JAKARTA - Sidang kasus arisan bodong dengan terdakwa Hengki Kawilarang telah berjalan di Pengadilan Negeri Jakarta Selatan. Selaku korban, Jeng Ana menyambut positif berjalannya persidangan sebagai upaya penegakkan hukum.
Jeng Ana berharap Hengki juga bisa mengembalikan uang Rp1,5 miliar yang telah dia bawa kabur. Pengembalian uang ini, menurut Jeng Ana, juga sebagai kewajiban Hengki meski jalur hukum telah ditempuh.
"Dari awal saya minta damai. Bagaimana uang saya dikembalikan. Dari sejauh ini pihak mas Hengki semuanya karena saya sibuk. Supaya dari pihak Mas Hengki sendiri yang ingin memberikan hak saya," ucap Jeng Ana saat jumpa pers di kawasan Pancoran, Jakarta Selatan, Rabu (23/6/2015).

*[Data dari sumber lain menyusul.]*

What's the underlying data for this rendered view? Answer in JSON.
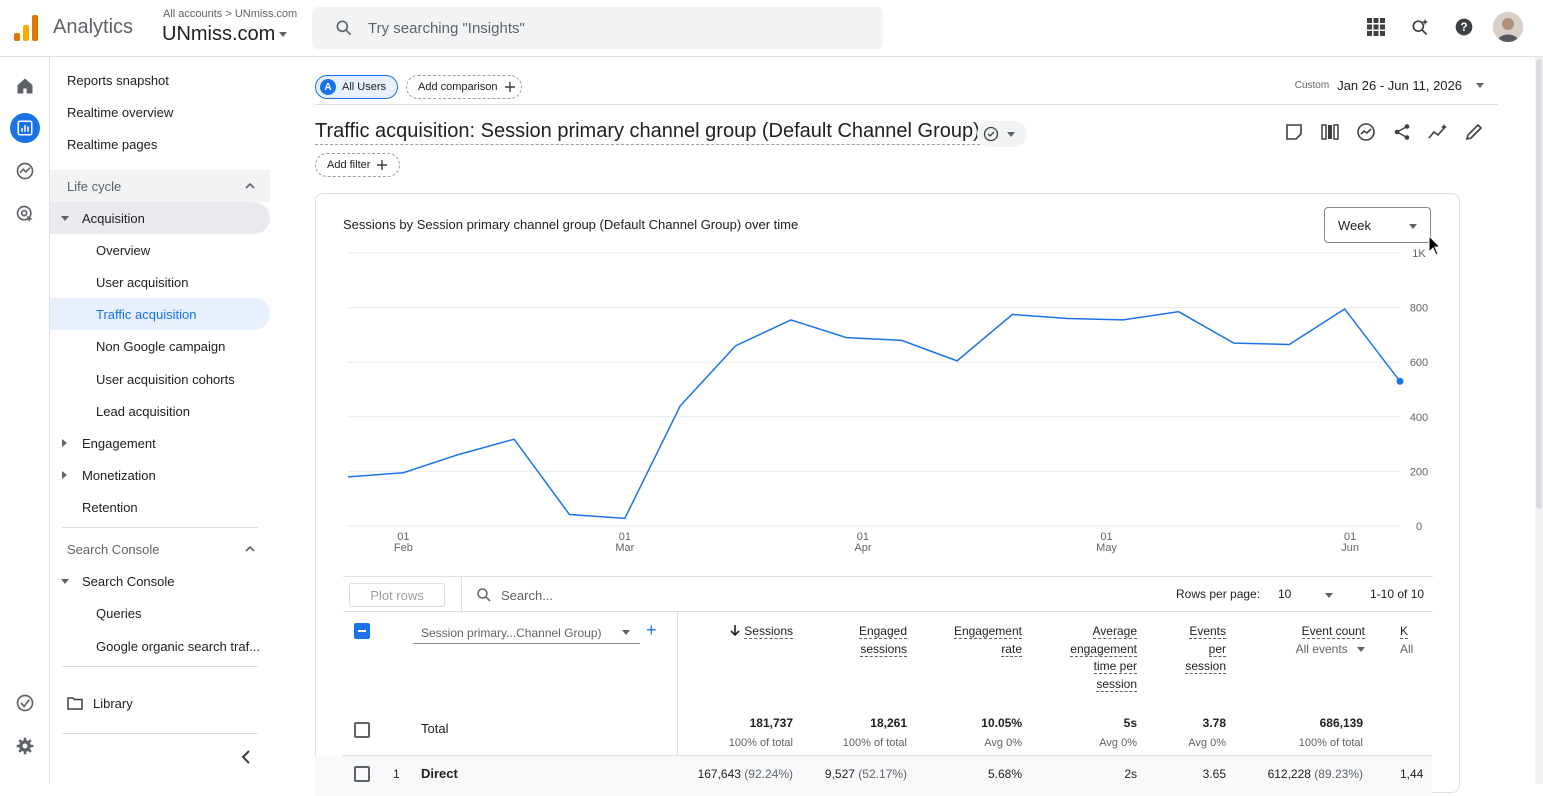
{
  "app": {
    "name": "Analytics",
    "breadcrumb": "All accounts > UNmiss.com",
    "account": "UNmiss.com",
    "search_placeholder": "Try searching \"Insights\""
  },
  "nav": {
    "reports_snapshot": "Reports snapshot",
    "realtime_overview": "Realtime overview",
    "realtime_pages": "Realtime pages",
    "lifecycle": "Life cycle",
    "acquisition": "Acquisition",
    "acq_items": [
      "Overview",
      "User acquisition",
      "Traffic acquisition",
      "Non Google campaign",
      "User acquisition cohorts",
      "Lead acquisition"
    ],
    "engagement": "Engagement",
    "monetization": "Monetization",
    "retention": "Retention",
    "search_console_section": "Search Console",
    "search_console": "Search Console",
    "sc_items": [
      "Queries",
      "Google organic search traf..."
    ],
    "library": "Library"
  },
  "toolbar": {
    "all_users": "All Users",
    "all_users_letter": "A",
    "add_comparison": "Add comparison",
    "date_custom": "Custom",
    "date_range": "Jan 26 - Jun 11, 2026",
    "add_filter": "Add filter"
  },
  "page_title": "Traffic acquisition: Session primary channel group (Default Channel Group)",
  "chart_card": {
    "title": "Sessions by Session primary channel group (Default Channel Group) over time",
    "granularity": "Week"
  },
  "chart_data": {
    "type": "line",
    "x": [
      "Jan 26",
      "Feb 2",
      "Feb 9",
      "Feb 16",
      "Feb 23",
      "Mar 2",
      "Mar 9",
      "Mar 16",
      "Mar 23",
      "Mar 30",
      "Apr 6",
      "Apr 13",
      "Apr 20",
      "Apr 27",
      "May 4",
      "May 11",
      "May 18",
      "May 25",
      "Jun 1",
      "Jun 8"
    ],
    "series": [
      {
        "values": [
          180,
          195,
          262,
          318,
          42,
          28,
          440,
          660,
          755,
          690,
          680,
          605,
          775,
          760,
          755,
          785,
          670,
          665,
          795,
          530
        ],
        "color": "#1a73e8"
      }
    ],
    "ylim": [
      0,
      1000
    ],
    "yticks": [
      "0",
      "200",
      "400",
      "600",
      "800",
      "1K"
    ],
    "xticks": [
      {
        "day": "01",
        "month": "Feb",
        "index": 1
      },
      {
        "day": "01",
        "month": "Mar",
        "index": 5
      },
      {
        "day": "01",
        "month": "Apr",
        "index": 9.3
      },
      {
        "day": "01",
        "month": "May",
        "index": 13.7
      },
      {
        "day": "01",
        "month": "Jun",
        "index": 18.1
      }
    ],
    "grid": true
  },
  "table": {
    "plot_rows": "Plot rows",
    "search_placeholder": "Search...",
    "rows_per_page_label": "Rows per page:",
    "rows_per_page": "10",
    "range": "1-10 of 10",
    "dimension": "Session primary...Channel Group)",
    "columns": {
      "sessions": "Sessions",
      "engaged_1": "Engaged",
      "engaged_2": "sessions",
      "engrate_1": "Engagement",
      "engrate_2": "rate",
      "avg_1": "Average",
      "avg_2": "engagement",
      "avg_3": "time per",
      "avg_4": "session",
      "eps_1": "Events",
      "eps_2": "per",
      "eps_3": "session",
      "event_count": "Event count",
      "event_sub": "All events",
      "key_1": "K",
      "key_sub": "All"
    },
    "total": {
      "label": "Total",
      "sessions": "181,737",
      "sessions_sub": "100% of total",
      "engaged": "18,261",
      "engaged_sub": "100% of total",
      "rate": "10.05%",
      "rate_sub": "Avg 0%",
      "avg": "5s",
      "avg_sub": "Avg 0%",
      "eps": "3.78",
      "eps_sub": "Avg 0%",
      "events": "686,139",
      "events_sub": "100% of total"
    },
    "rows": [
      {
        "num": "1",
        "name": "Direct",
        "sessions": "167,643",
        "sessions_pct": "(92.24%)",
        "engaged": "9,527",
        "engaged_pct": "(52.17%)",
        "rate": "5.68%",
        "avg": "2s",
        "eps": "3.65",
        "events": "612,228",
        "events_pct": "(89.23%)",
        "key": "1,44"
      }
    ]
  }
}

"Di balik kekhilafan ada konsekuensi hukum dan tanggung jawab. Jeng Ana sendiri berharap uang dikembalikan," sambung Herna Sutana, kuasa hukum Jeng Ana.
Kini, pakar herbal itu tak ingin banyak bicara atau mengeluarkan langkah lain. Semuanya bisa selesai jika Hengki secara ikhlas mau bertanggung jawab. Dalam lubuk hatinya, Jeng Ana juga telah memaafkan desainer kondang itu.

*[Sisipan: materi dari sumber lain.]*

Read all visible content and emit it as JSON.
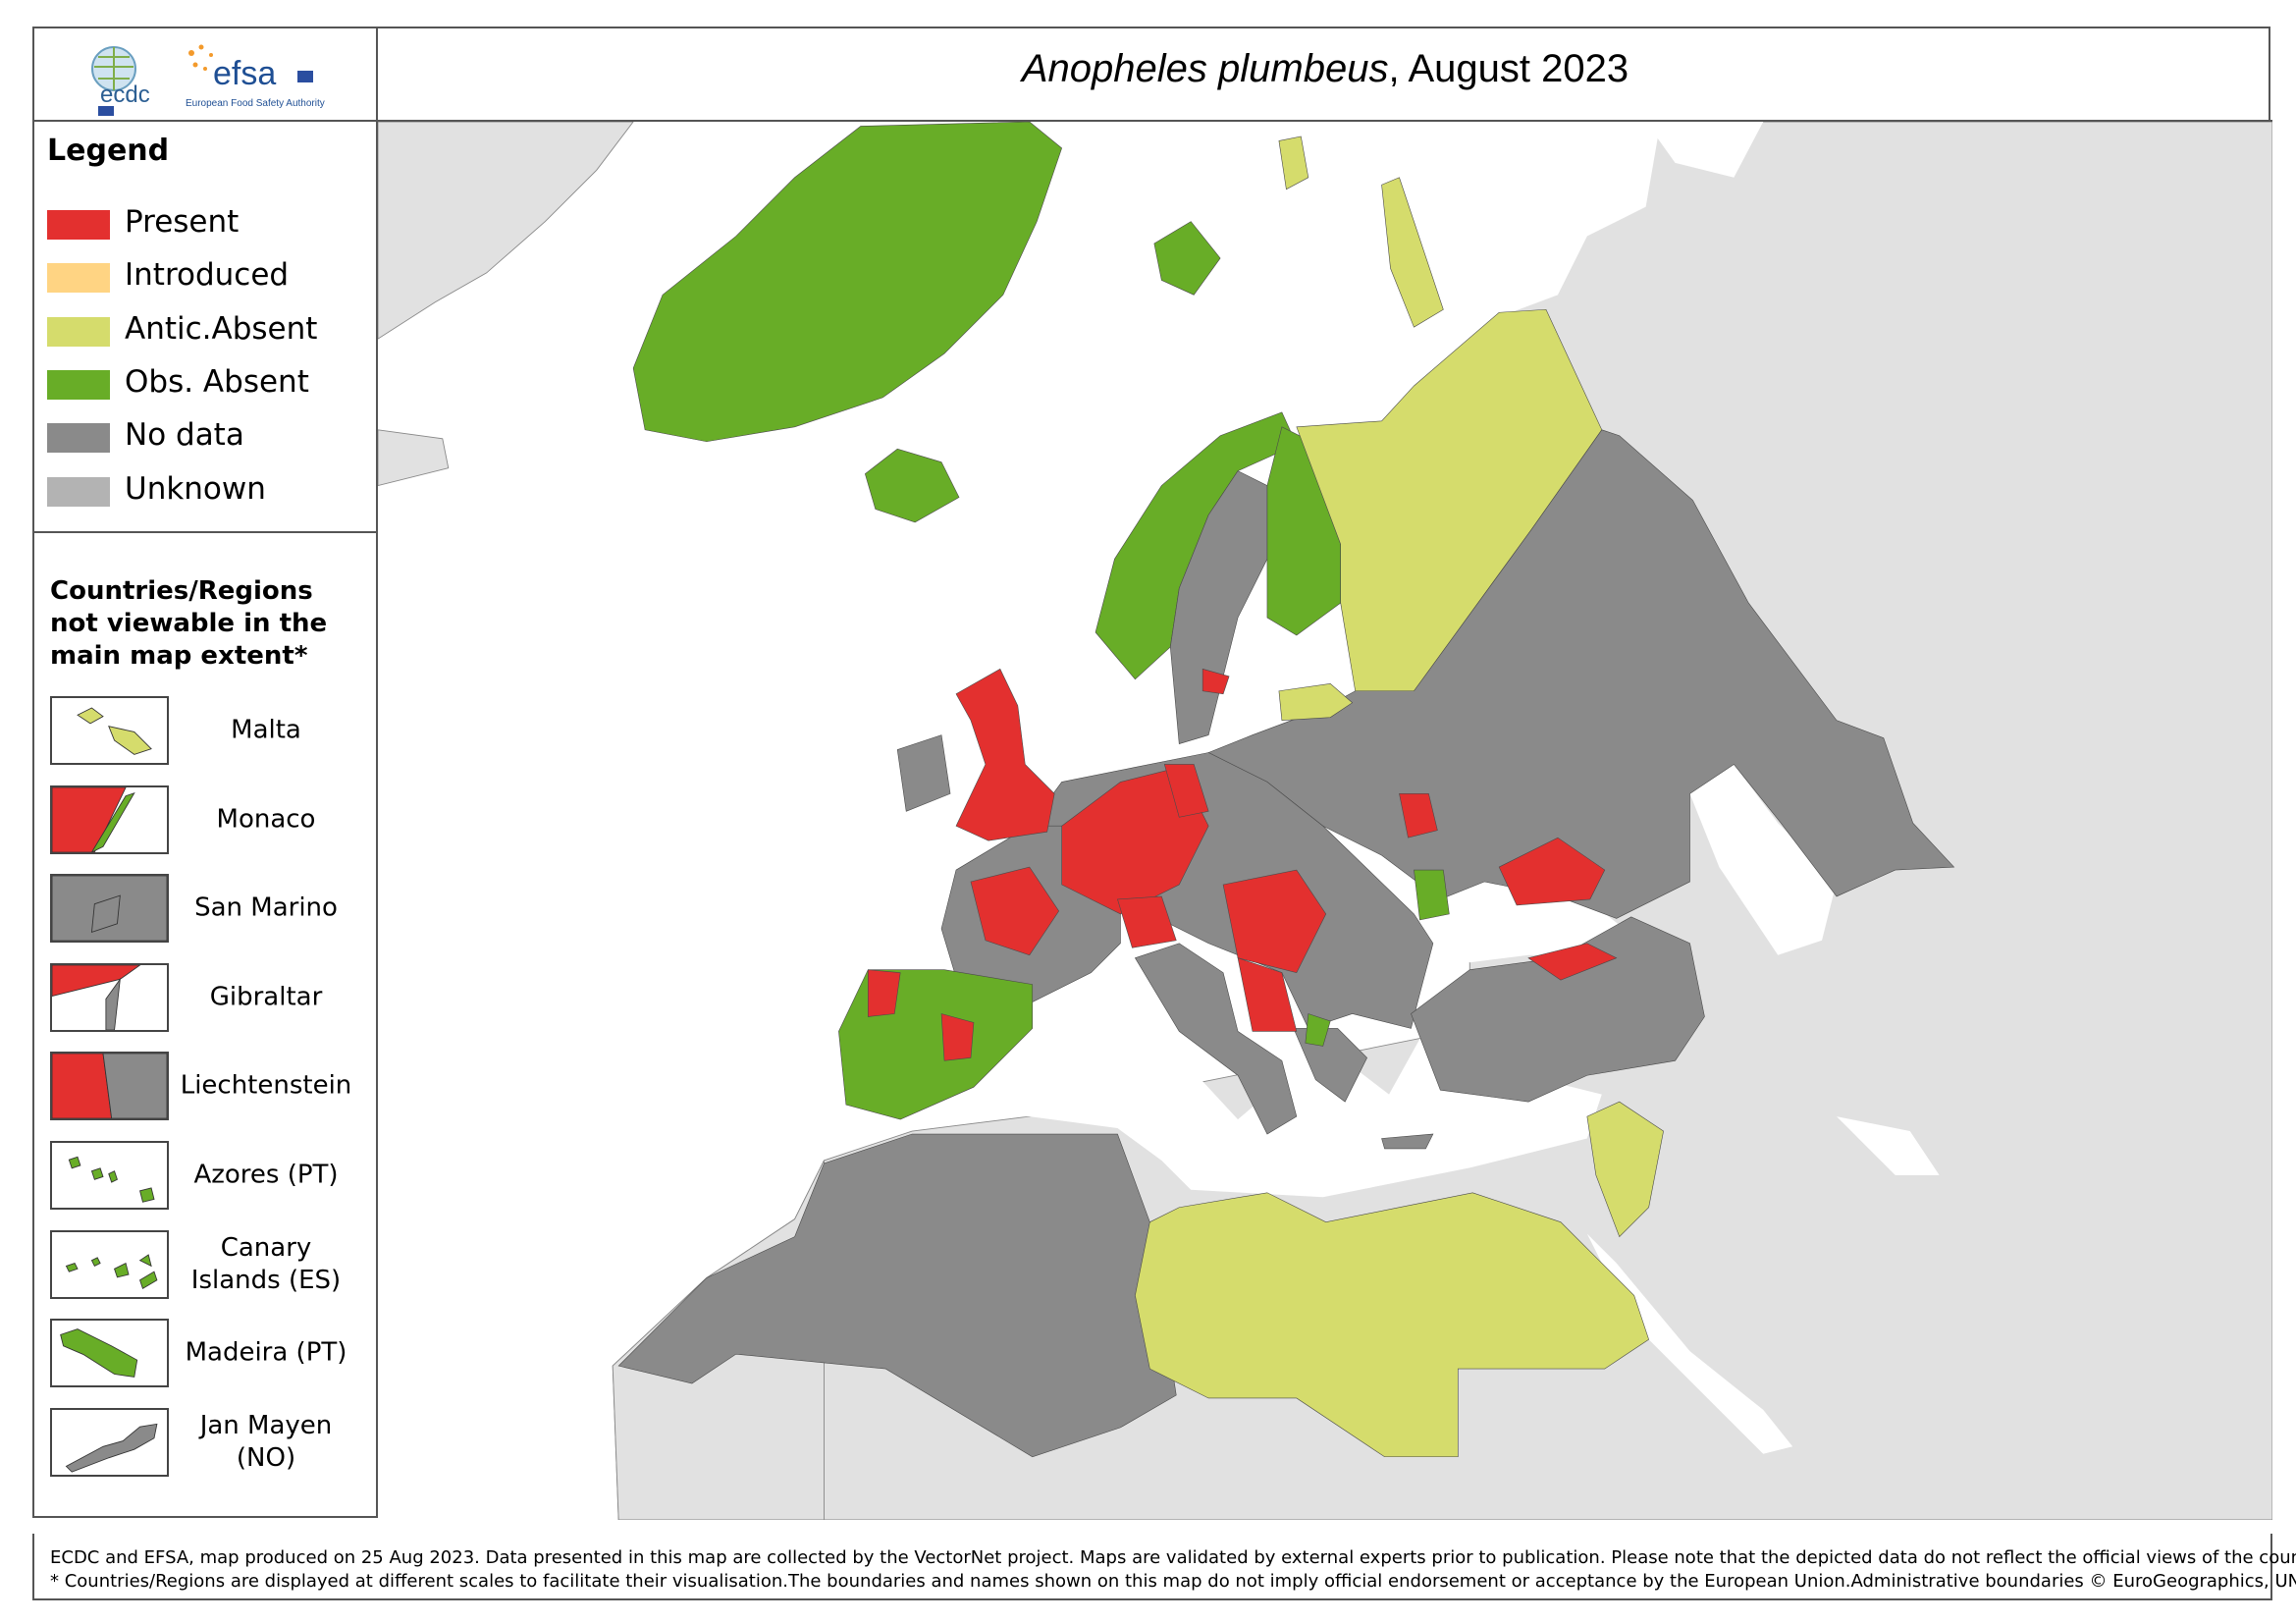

"Nah ini kan mau lebaran, Jeng Ana secara manusiawi dan mau umrah Jeng Ana sudah maafkan Hengki. Simpel saja kok saling maafkan dan kembalikan uang itu masalah sudah selesai," tutup Herna.
Hengki sendiri telah menjalani sidang perdana. Dalam dakwaan Jaksa Penuntut Umum, Hengki didakwa dengan pasal 372 KUHP tentang penggelapan.